NATO'nun doğuya doğru büyük genişlemesinin 20.yılı
2004 yılında yedi Doğu Avrupa ülkesi -Estonya, Letonya, Litvanya, Romanya, Bulgaristan, Slovenya ve Slovakya- NATO'nun ikinci kez doğuya doğru genişleme sürecinde Batı askeri ittifakına katılmıştı. Söz konusu ülkelerin medyaları o dönem atılan bu adımı öngörülü olmakla överken, savunma ve ittifaka bağlılık konusundaki eksikleri eleştiriyor.
Doğru kararmış
Neatkarīgā, Letonya’nın nispeten daha sakin bir dönemde NATO’ya dahil olmasından duyduğu memnuniyeti dile getiriyor:
“Geriye dönüp bakarsak, 20 yıl önce bu o kadar da önemli bir olay değildi; çünkü dünyada köklü siyasi değişimler yaşanmak üzere olduğuna dair pek bir emare yoktu. O vakitler yalnızca Rusya Devlet Başkanı en fazla iki dönem görev yapılabileceğine dair anayasal şarta uyacağını vadetmekle kalmıyor, Çin’deki komünist yöneticiler de iki dönem geleneğinin izinden gidiyordu. Demokrasinin küresel zaferi mutlak gözüküyordu. Soğuk Savaş’ın sona ermesiyle, dünyada büyük ölçüde sakin bir atmosfer hüküm sürüyordu. Avrupa coğrafyasında (Balkanlar hariç) gerçekten bir savaş kopabileceği tahayyül dahi edilemiyordu.”
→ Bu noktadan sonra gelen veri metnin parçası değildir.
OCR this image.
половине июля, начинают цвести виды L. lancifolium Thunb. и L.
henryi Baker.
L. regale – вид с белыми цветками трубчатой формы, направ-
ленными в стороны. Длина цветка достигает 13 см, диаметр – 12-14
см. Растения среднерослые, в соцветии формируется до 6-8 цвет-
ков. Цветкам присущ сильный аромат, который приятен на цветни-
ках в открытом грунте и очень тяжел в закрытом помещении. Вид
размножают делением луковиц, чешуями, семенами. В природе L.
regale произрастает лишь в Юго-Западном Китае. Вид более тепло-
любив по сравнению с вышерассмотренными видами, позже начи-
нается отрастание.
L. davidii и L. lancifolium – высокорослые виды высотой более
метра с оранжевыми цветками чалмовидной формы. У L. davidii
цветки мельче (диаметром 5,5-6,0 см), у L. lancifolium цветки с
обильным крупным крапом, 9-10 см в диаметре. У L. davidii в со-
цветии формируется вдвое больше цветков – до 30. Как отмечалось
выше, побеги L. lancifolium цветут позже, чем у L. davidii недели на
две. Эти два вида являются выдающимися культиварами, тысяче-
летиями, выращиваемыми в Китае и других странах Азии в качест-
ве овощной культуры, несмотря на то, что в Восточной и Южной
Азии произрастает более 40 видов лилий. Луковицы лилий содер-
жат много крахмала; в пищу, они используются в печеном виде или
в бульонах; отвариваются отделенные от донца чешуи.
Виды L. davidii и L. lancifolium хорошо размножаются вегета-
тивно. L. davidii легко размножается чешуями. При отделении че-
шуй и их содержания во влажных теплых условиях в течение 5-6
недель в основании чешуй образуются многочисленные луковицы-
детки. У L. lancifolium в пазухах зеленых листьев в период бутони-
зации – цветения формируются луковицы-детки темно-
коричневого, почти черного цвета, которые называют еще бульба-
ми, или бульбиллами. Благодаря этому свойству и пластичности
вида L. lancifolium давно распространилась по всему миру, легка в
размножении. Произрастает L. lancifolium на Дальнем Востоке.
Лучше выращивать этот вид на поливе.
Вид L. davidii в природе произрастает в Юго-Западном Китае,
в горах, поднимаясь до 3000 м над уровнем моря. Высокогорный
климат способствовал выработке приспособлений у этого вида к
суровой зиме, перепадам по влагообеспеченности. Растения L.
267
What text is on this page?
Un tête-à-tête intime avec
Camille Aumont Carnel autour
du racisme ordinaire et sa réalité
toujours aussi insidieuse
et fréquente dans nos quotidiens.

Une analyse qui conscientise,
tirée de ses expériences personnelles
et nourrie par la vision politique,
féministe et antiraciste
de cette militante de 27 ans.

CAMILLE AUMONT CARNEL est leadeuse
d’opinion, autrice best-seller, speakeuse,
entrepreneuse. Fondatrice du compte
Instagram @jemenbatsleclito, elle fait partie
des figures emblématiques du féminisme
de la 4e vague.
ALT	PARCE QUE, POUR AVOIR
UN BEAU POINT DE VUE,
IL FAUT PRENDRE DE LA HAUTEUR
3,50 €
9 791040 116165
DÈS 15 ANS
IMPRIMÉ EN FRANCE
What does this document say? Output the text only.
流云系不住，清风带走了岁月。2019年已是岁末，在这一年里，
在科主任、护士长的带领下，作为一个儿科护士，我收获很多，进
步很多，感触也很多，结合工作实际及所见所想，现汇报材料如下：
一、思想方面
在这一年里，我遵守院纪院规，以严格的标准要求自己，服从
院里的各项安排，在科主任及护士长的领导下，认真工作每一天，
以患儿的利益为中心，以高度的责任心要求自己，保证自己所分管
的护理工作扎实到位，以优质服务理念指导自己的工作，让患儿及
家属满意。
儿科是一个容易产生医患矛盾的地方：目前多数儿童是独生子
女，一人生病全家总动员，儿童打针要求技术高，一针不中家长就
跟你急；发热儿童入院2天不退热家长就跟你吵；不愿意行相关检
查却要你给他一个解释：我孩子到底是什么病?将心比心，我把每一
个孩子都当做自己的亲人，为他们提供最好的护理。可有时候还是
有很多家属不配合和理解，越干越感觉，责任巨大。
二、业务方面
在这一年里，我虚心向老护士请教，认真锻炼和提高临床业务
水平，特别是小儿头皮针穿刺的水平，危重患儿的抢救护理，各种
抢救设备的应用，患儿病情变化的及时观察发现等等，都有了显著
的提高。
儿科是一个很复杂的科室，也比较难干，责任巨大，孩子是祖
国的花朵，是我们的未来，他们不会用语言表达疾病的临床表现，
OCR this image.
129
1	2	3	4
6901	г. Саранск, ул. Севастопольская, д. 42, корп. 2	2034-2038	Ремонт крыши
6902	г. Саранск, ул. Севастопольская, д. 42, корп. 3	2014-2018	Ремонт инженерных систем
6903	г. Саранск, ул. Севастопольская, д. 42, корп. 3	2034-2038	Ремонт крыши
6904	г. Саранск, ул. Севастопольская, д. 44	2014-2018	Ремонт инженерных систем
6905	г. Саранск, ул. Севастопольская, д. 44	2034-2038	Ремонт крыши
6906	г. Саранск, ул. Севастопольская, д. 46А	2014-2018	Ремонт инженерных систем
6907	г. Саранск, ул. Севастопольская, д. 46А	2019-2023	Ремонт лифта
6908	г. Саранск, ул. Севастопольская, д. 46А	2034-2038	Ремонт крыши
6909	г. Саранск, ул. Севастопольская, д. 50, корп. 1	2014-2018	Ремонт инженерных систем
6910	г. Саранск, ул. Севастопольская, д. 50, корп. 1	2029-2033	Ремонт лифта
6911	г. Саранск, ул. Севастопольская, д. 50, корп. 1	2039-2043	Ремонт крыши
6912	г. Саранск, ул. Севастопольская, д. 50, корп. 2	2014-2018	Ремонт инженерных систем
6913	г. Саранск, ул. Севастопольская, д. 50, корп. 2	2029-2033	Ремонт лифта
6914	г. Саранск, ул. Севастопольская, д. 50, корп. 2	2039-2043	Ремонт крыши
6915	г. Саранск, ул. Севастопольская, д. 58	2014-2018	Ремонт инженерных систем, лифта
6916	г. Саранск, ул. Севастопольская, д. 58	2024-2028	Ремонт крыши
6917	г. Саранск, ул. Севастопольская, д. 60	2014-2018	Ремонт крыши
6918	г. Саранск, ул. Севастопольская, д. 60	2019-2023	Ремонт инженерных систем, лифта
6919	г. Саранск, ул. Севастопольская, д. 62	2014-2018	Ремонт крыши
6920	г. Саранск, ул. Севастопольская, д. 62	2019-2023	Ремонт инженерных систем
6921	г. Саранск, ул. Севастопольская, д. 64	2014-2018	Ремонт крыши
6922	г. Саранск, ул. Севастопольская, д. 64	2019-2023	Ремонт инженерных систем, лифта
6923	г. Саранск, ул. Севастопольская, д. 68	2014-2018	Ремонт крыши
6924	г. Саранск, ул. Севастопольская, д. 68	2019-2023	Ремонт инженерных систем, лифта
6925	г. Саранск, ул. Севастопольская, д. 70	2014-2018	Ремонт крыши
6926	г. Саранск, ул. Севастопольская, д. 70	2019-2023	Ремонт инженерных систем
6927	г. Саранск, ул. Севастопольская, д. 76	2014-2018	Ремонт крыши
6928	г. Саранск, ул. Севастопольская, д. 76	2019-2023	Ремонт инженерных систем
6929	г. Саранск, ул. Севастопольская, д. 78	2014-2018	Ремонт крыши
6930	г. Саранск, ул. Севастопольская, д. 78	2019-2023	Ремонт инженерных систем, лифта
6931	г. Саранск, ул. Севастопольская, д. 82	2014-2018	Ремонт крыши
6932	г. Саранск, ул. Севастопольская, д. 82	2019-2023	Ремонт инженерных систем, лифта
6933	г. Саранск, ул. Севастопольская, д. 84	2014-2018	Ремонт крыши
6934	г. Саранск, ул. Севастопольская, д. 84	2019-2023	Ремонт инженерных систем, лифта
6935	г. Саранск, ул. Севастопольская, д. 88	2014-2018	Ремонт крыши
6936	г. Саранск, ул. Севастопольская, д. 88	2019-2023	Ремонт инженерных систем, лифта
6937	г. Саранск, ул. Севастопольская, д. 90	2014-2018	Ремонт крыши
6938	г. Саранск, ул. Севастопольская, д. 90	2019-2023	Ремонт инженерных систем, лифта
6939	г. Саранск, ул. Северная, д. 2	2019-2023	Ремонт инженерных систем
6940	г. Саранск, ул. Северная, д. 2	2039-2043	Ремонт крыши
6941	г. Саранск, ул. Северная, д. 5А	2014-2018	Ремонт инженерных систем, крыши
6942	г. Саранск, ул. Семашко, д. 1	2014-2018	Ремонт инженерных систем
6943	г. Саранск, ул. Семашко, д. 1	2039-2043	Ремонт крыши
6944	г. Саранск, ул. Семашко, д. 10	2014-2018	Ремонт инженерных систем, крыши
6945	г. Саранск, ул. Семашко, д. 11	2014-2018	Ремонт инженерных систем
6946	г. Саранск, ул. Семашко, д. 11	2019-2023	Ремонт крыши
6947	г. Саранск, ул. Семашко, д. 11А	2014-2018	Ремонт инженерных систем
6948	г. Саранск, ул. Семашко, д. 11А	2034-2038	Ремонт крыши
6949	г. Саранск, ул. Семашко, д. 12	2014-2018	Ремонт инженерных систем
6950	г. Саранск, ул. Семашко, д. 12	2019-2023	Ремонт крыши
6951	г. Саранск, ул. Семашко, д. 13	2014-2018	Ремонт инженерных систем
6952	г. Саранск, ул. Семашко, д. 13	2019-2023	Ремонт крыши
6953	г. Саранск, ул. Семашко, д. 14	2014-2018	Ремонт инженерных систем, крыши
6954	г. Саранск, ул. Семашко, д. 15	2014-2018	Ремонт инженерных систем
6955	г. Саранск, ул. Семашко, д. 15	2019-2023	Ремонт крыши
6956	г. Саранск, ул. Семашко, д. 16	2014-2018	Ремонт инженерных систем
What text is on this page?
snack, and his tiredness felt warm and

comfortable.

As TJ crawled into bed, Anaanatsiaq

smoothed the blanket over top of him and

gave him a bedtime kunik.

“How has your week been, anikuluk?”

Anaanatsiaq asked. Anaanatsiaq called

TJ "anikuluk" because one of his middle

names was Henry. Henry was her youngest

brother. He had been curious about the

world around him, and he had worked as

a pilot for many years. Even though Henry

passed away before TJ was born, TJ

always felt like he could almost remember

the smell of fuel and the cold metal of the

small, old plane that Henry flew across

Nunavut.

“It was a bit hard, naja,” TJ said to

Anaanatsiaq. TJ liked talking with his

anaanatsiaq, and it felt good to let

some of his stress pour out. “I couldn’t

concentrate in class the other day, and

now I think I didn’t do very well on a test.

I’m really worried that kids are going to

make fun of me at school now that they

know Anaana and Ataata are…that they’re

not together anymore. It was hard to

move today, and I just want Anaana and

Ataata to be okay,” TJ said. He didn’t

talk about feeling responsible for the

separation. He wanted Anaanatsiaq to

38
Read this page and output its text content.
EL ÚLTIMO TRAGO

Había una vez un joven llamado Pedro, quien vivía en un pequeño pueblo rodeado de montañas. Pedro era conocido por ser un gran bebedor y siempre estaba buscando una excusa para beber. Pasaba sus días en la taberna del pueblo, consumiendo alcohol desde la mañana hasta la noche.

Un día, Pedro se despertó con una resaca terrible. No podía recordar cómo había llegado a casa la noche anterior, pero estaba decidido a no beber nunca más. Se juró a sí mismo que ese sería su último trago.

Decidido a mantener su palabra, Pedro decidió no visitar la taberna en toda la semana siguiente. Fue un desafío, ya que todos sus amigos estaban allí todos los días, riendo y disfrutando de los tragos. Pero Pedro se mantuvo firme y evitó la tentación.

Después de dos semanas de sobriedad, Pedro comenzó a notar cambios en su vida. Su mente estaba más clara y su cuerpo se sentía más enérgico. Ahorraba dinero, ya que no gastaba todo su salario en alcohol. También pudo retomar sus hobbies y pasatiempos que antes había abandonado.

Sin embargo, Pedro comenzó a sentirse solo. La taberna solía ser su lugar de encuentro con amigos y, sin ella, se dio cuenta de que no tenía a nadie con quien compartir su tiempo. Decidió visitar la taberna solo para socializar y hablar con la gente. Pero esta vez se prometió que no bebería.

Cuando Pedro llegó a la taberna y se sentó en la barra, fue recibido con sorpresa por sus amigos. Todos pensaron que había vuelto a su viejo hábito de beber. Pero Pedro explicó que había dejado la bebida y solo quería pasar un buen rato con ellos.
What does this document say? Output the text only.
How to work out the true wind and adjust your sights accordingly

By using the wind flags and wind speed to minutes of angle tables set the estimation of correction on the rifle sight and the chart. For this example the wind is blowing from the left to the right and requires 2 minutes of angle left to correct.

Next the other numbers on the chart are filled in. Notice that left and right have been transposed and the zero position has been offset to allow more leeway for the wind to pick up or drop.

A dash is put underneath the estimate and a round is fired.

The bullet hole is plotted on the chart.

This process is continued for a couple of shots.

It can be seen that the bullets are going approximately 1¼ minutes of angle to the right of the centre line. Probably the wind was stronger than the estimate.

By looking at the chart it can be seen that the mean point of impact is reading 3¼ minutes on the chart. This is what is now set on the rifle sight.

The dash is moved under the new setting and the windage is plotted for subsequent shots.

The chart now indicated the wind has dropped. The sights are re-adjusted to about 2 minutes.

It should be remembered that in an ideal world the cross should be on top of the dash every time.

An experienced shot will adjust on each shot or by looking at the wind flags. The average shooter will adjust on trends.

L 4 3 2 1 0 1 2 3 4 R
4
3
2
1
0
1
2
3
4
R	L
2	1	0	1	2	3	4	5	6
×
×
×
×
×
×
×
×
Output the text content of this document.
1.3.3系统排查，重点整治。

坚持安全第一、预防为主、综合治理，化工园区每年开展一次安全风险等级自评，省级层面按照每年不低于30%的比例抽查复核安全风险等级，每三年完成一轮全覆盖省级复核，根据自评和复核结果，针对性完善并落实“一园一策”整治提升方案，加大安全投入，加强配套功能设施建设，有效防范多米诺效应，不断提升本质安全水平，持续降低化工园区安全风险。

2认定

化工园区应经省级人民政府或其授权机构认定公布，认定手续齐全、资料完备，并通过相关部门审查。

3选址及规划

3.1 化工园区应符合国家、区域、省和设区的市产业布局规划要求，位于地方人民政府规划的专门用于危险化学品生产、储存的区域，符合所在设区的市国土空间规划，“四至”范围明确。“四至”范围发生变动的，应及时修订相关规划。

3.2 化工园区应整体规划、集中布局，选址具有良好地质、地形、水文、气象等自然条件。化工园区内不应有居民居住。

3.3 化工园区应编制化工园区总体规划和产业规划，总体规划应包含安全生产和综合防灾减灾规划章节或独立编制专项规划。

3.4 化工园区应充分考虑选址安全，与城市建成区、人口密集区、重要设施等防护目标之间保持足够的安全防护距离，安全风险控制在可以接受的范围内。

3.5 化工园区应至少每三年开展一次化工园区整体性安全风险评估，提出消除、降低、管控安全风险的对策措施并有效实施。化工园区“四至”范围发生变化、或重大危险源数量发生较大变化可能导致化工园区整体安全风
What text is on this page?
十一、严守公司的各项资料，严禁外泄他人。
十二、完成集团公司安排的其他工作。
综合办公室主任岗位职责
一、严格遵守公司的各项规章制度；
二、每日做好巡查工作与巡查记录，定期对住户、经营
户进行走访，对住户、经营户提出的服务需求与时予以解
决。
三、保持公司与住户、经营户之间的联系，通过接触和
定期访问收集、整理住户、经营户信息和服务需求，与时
Savunma tamamen dış kaynaklarla yapılamaz
Verslo žinios, Litvanya'nın gerçek güvenliğin pahalıya mal olduğu hakikatiyle yüzleştiğini yazıyor:
“NATO'nun kuruluşunun 75. ve Litvanya'nın örgüte üyeliğinin 20. yılında, bölgemizdeki jeopolitik güvenliğin durumu savunma ittifakının vazgeçilmezliğini açıkça ortaya koyuyor. Dahası Litvanya'da, güvenliğimizin yalnızca müttefiklerimizin değil bizim de sorumluluğumuz olduğu ve buna gereken önemi vermemiz gerektiği konusunda git gide artan bir farkındalık söz konusu. Parlamento, önümüzdeki yıl GSYH'nin yüzde üçünün ulusal savunmaya ayrılmasına karar verdi. Ancak bunun için 400 milyon avroluk ek bir bütçeye ihtiyaç var. ... Bu kaynağın nasıl sağlanacağıysa tümüyle siyasetçilere bağlı.”
Rotada kalması ancak ABD liderliği sayesinde mümkün
Deutsche Welle Rumence Servisi’ne göre Romanya’daki siyaset sınıfı ülkenin güvenliğini riske atıyor:
“Önde gelen siyasetçilerimiz, ulusal çıkarlar söz konusu olunca hep kararsız kalıyor ve ABD onları önemli kararlar almaya ikna edemezse, Bükreş de Budapeşte’yle aynı yolu tutturuyor. Zor zamanlardan geçtiğimiz bu günlerde, Romanya devleti özgeçmişleri nedeniyle kırılgan ve yanlış yöne dümen kırmaları muhtemel zayıf liderler tarafından yönetiliyor. Ukrayna’daki çatışma başladığından bu yana, savunma sanayimizde gözle görülür bir büyüme gerçekleşmedi ve [ordu için] yapılan satın alımlar acil ihtiyacı karşılamıyor. ... Rumen siyasetçiler için savunma ikincil öncelikte.”